Hermética y, en cierto sentido, inalcanzable, la Oficina funciona como un poder subrepticio cuyos arbitrios parecen incontestables, pero fundamentales para sostener un efectivo estado de cosas. “La oficina era origen y principio, juez, autoridad suprema, árbitro en última instancia y requisito indispensable para cualquier posibilidad de ser.” (Morir en Berlín, 62) Como en  Ante la ley  de Kafka, breve relato que encontramos en  El proceso, la Oficina supone una supra-entidad inaccesible para el sujeto, sustentada en las barreras burocráticas. Este fenómeno de distanciamiento entre dominadores y dominados nos habla, en la visión crítica de Cerda, de un Poder artificioso cuyas “vías oficiales” resultan inútiles en el mayor de los casos, pues en el fondo son simulacros institucionales pensados para resguardar una apariencia de orden y control.

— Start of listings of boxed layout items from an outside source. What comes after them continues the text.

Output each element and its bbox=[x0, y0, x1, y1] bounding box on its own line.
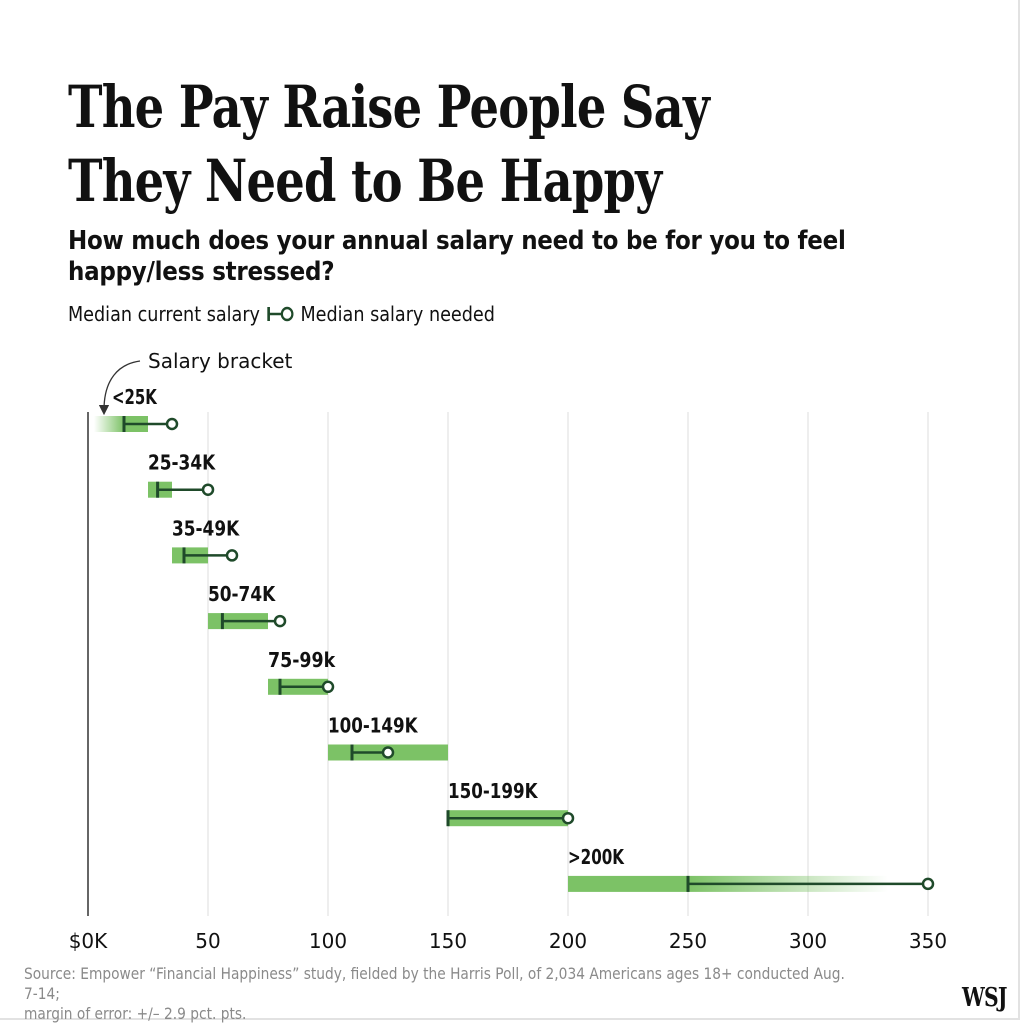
legend-current-label: Median current salary bbox=[68, 302, 260, 326]
x-tick-label: $0K bbox=[69, 929, 108, 953]
x-tick-label: 200 bbox=[549, 929, 587, 953]
chart-title-line-1: The Pay Raise People Say bbox=[68, 73, 710, 141]
range-chart: $0K 50 100 150 200 250 300 350 <25K 25-34K 35-49K… bbox=[69, 349, 947, 953]
needed-salary-marker bbox=[201, 483, 215, 496]
category-label: 25-34K bbox=[148, 451, 216, 475]
category-label: 35-49K bbox=[172, 516, 240, 540]
bracket-bars bbox=[94, 416, 935, 892]
source-line-1: Source: Empower “Financial Happiness” st… bbox=[24, 964, 845, 1003]
gridlines bbox=[207, 412, 929, 916]
wsj-logo: WSJ bbox=[962, 983, 1007, 1013]
x-tick-label: 50 bbox=[195, 929, 220, 953]
needed-salary-marker bbox=[165, 417, 179, 431]
legend: Median current salary Median salary need… bbox=[68, 300, 495, 328]
source-line-2: margin of error: +/– 2.9 pct. pts. bbox=[24, 1004, 247, 1023]
needed-salary-marker bbox=[273, 614, 287, 628]
x-axis: $0K 50 100 150 200 250 300 350 bbox=[69, 412, 947, 953]
bracket-row bbox=[446, 810, 575, 827]
x-tick-label: 250 bbox=[669, 929, 707, 953]
annotation-arrow bbox=[98, 360, 141, 416]
chart-title-line-2: They Need to Be Happy bbox=[68, 147, 662, 215]
bracket-row bbox=[172, 547, 239, 564]
category-label: >200K bbox=[568, 845, 625, 869]
x-tick-label: 350 bbox=[909, 929, 947, 953]
annotation: Salary bracket bbox=[98, 349, 293, 416]
bracket-row bbox=[268, 678, 335, 695]
bracket-row bbox=[568, 875, 935, 892]
category-label: 50-74K bbox=[208, 582, 276, 606]
needed-salary-marker bbox=[561, 811, 575, 825]
x-tick-label: 300 bbox=[789, 929, 827, 953]
needed-salary-marker bbox=[225, 549, 239, 562]
category-label: 75-99k bbox=[268, 648, 336, 672]
bracket-row bbox=[328, 744, 448, 761]
bracket-row bbox=[94, 416, 179, 432]
bracket-bar bbox=[568, 875, 688, 892]
x-tick-label: 150 bbox=[429, 929, 467, 953]
chart-subtitle: How much does your annual salary need to… bbox=[68, 226, 846, 287]
legend-needed-label: Median salary needed bbox=[300, 302, 495, 326]
needed-salary-marker bbox=[321, 680, 335, 694]
x-tick-label: 100 bbox=[309, 929, 347, 953]
needed-salary-marker bbox=[381, 746, 395, 759]
source-note: Source: Empower “Financial Happiness” st… bbox=[24, 964, 850, 1024]
needed-salary-marker bbox=[921, 877, 935, 891]
annotation-label: Salary bracket bbox=[148, 349, 293, 373]
category-label: 150-199K bbox=[448, 779, 539, 803]
category-labels: <25K 25-34K 35-49K 50-74K 75-99k 100-149K 150-… bbox=[112, 385, 625, 869]
chart-title: The Pay Raise People Say They Need to Be… bbox=[68, 70, 868, 218]
bracket-bar-fade bbox=[94, 416, 124, 432]
bracket-row bbox=[208, 613, 287, 630]
bracket-row bbox=[148, 481, 215, 498]
category-label: 100-149K bbox=[328, 714, 419, 738]
range-marker-icon bbox=[267, 306, 294, 322]
category-label: <25K bbox=[112, 385, 158, 409]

 Lo anterior guarda estrecho vínculo con la disolución progresiva de las instituciones que postula Bauman y el cambio de un estado de solidez o presencia tangible de la autoridad, propias del llamado modelo panóptico de la vigilancia, a una sociedad líquida, en constante mutación y caracterizada por la ausencia material de lo hegemónico. En este sentido,  Morir en Berlín  puede leerse en código de novela  in between  en relación al contexto histórico descrito: un híbrido transitivo donde la pugna entre  poderes políticos suspende el tiempo de la realización individual en pos del afianzamiento de un orden.    Esa vinculación cada vez más “incorpórea” entre los protagonistas de la novela y el poder arbitrario de la Oficina, simboliza el desvanecimiento del “cuerpo institucional” y establece un estado de perpetua postergación, en el que sufren la condena de un tiempo repetitivo de confinamiento doméstico.

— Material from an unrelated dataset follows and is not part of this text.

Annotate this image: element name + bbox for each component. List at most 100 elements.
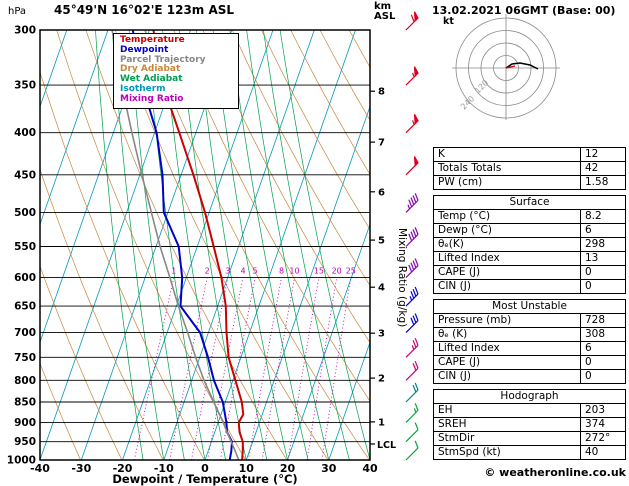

Así, la Oficina deviene en presencia espectral y en síntoma de una enfermiza dependencia entre los exiliados y los dispositivos institucionales que operan como espacios de dilación indefinida del deseo individual. Todos los personajes de  Morir en Berlín  están fatalmente condenados a la espera, a la expectación angustiosa frente a un futuro fantasmagórico: El Senador don Carlos, pese a su rol de “autoridad”, espera infructuosamente la posibilidad de volver a Chile. Mario espera que le concedan el divorcio y así juntarse sin impedimentos con Eva, aspiración que no llega a materializarse producto del conservadurismo burocrático de la Oficina. Lorena espera la aprobación de sus visas para marcharse a México con sus hijos y rehacer su vida como actriz, sueño que también resulta frustrado. El sino de la postergación atraviesa dolorosamente la narración de Cerda, prefigurando las distopías de las sociedades de control total que podemos leer en Orwell o Huxley y que hoy, en medio de una pandemia global, revitaliza el problema de la crisis como norma y del confinamiento, la restricción y la espera indeterminada, como únicas medidas esperables del vacío poder institucional.

[1]  Breve prólogo del autor a Momentos estelares de la humanidad.